2000–2009
Sed de buen ánimo
Abril 2009


Sed de buen ánimo

Sean de buen ánimo. El futuro es tan brillante como su fe.

Mis queridos hermanos y hermanas, les expreso mi amor. Me siento humilde por la responsabilidad de dirigirles la palabra, y sin embargo, estoy agradecido por la oportunidad de hacerlo.

Desde que nos reunimos la última vez, hace seis meses en la conferencia general, ha habido señales constantes de que las circunstancias mundiales no son necesariamente lo que quisiéramos. La economía global, que hace seis meses parecía estar declinando, parece haberse ido a pique, y durante muchas semanas el panorama económico ha sido un tanto sombrío; además, las bases morales de la sociedad siguen decayendo, mientras que los que tratan de proteger ese fundamento a menudo son ridiculizados y a veces perseguidos. Y las guerras, los desastres naturales y las desgracias personales siguen ocurriendo.

Sería fácil desanimarnos y perder la fe en cuanto al futuro —o incluso tener temor de lo que pueda venir— si sólo nos concentráramos en lo que está mal en el mundo y en nuestra vida. Sin embargo, hoy quisiera que nuestros pensamientos y nuestras actitudes dejen de lado los problemas que nos rodean y se concentren en las bendiciones que tenemos como miembros de la Iglesia. El apóstol Pablo declaró: “…no nos ha dado Dios espíritu de cobardía, sino de poder, de amor y de dominio propio”1.

Ninguno de nosotros pasa por esta vida sin problemas ni desafíos, y a veces tragedias e infortunios. Después de todo, en gran parte estamos aquí para aprender y progresar como resultado de esos acontecimientos. Sabemos que habrá ocasiones en las que sufriremos, lloraremos y estaremos tristes; no obstante, se nos ha dicho: “Adán cayó para que los hombres existiesen; y existen los hombres para que tengan gozo”2.
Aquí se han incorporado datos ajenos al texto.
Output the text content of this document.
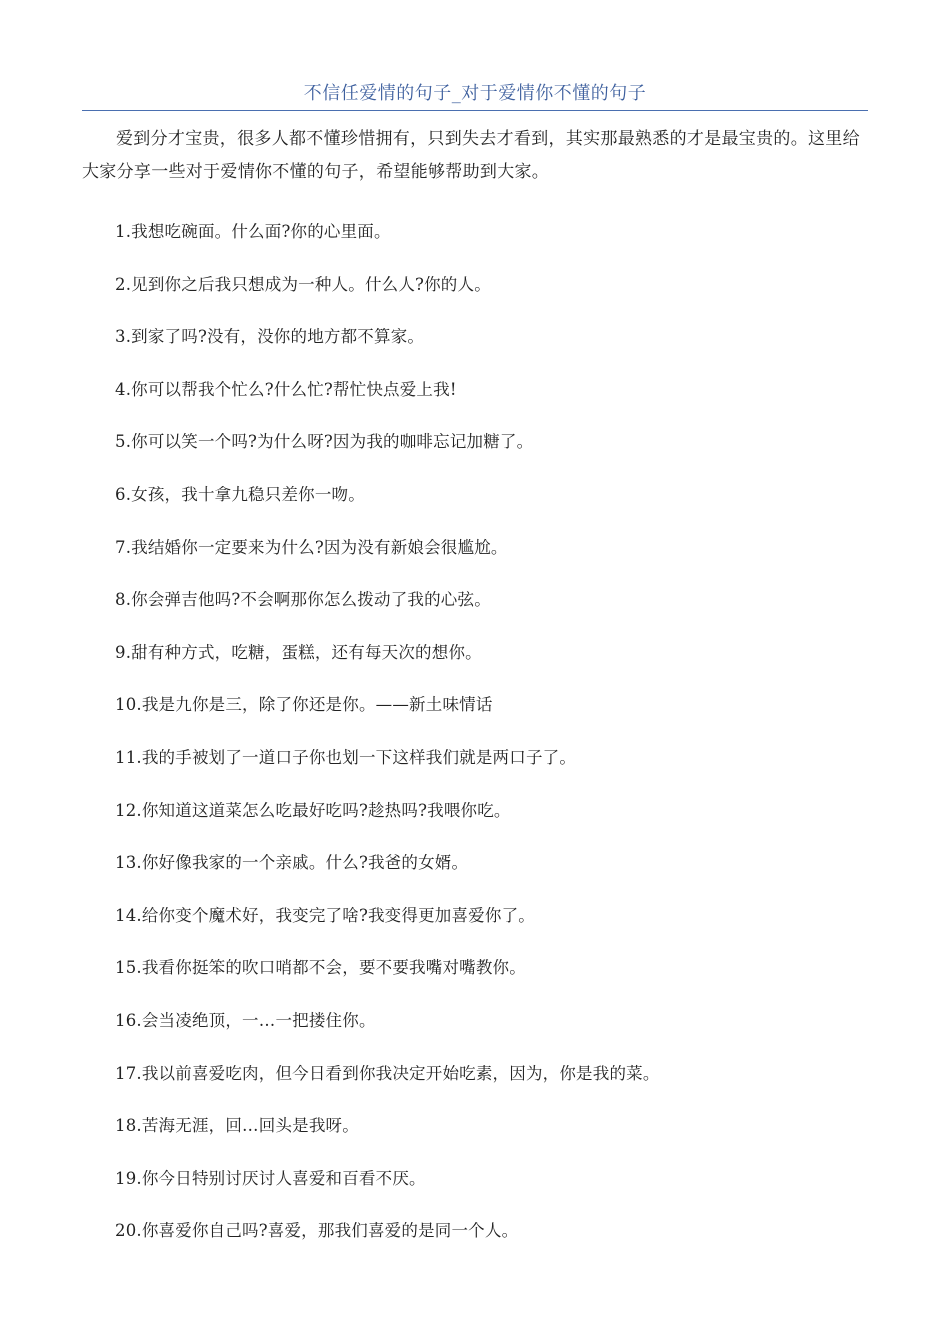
不信任爱情的句子_对于爱情你不懂的句子

爱到分才宝贵，很多人都不懂珍惜拥有，只到失去才看到，其实那最熟悉的才是最宝贵的。这里给大家分享一些对于爱情你不懂的句子，希望能够帮助到大家。

1.我想吃碗面。什么面?你的心里面。
2.见到你之后我只想成为一种人。什么人?你的人。
3.到家了吗?没有，没你的地方都不算家。
4.你可以帮我个忙么?什么忙?帮忙快点爱上我!
5.你可以笑一个吗?为什么呀?因为我的咖啡忘记加糖了。
6.女孩，我十拿九稳只差你一吻。
7.我结婚你一定要来为什么?因为没有新娘会很尴尬。
8.你会弹吉他吗?不会啊那你怎么拨动了我的心弦。
9.甜有种方式，吃糖，蛋糕，还有每天次的想你。
10.我是九你是三，除了你还是你。——新土味情话
11.我的手被划了一道口子你也划一下这样我们就是两口子了。
12.你知道这道菜怎么吃最好吃吗?趁热吗?我喂你吃。
13.你好像我家的一个亲戚。什么?我爸的女婿。
14.给你变个魔术好，我变完了啥?我变得更加喜爱你了。
15.我看你挺笨的吹口哨都不会，要不要我嘴对嘴教你。
16.会当凌绝顶，一…一把搂住你。
17.我以前喜爱吃肉，但今日看到你我决定开始吃素，因为，你是我的菜。
18.苦海无涯，回…回头是我呀。
19.你今日特别讨厌讨人喜爱和百看不厌。
20.你喜爱你自己吗?喜爱，那我们喜爱的是同一个人。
¿Cómo podemos tener gozo en la vida a pesar de todo lo que enfrentemos? Cito otra vez de las Escrituras: “Sed de buen ánimo, pues, y no temáis, porque yo, el Señor, estoy con vosotros y os ampararé”3.

La historia de la Iglesia en ésta, la dispensación del cumplimiento de los tiempos, está repleta de experiencias de los que han luchado pero que han permanecido firmes y con buen ánimo al hacer del evangelio de Jesucristo el punto central de su vida. Esa actitud es lo que nos ayudará a superar lo que se interponga en nuestro camino. No eliminará nuestros problemas, pero nos permitirá enfrentar los desafíos, con confianza, y salir victoriosos.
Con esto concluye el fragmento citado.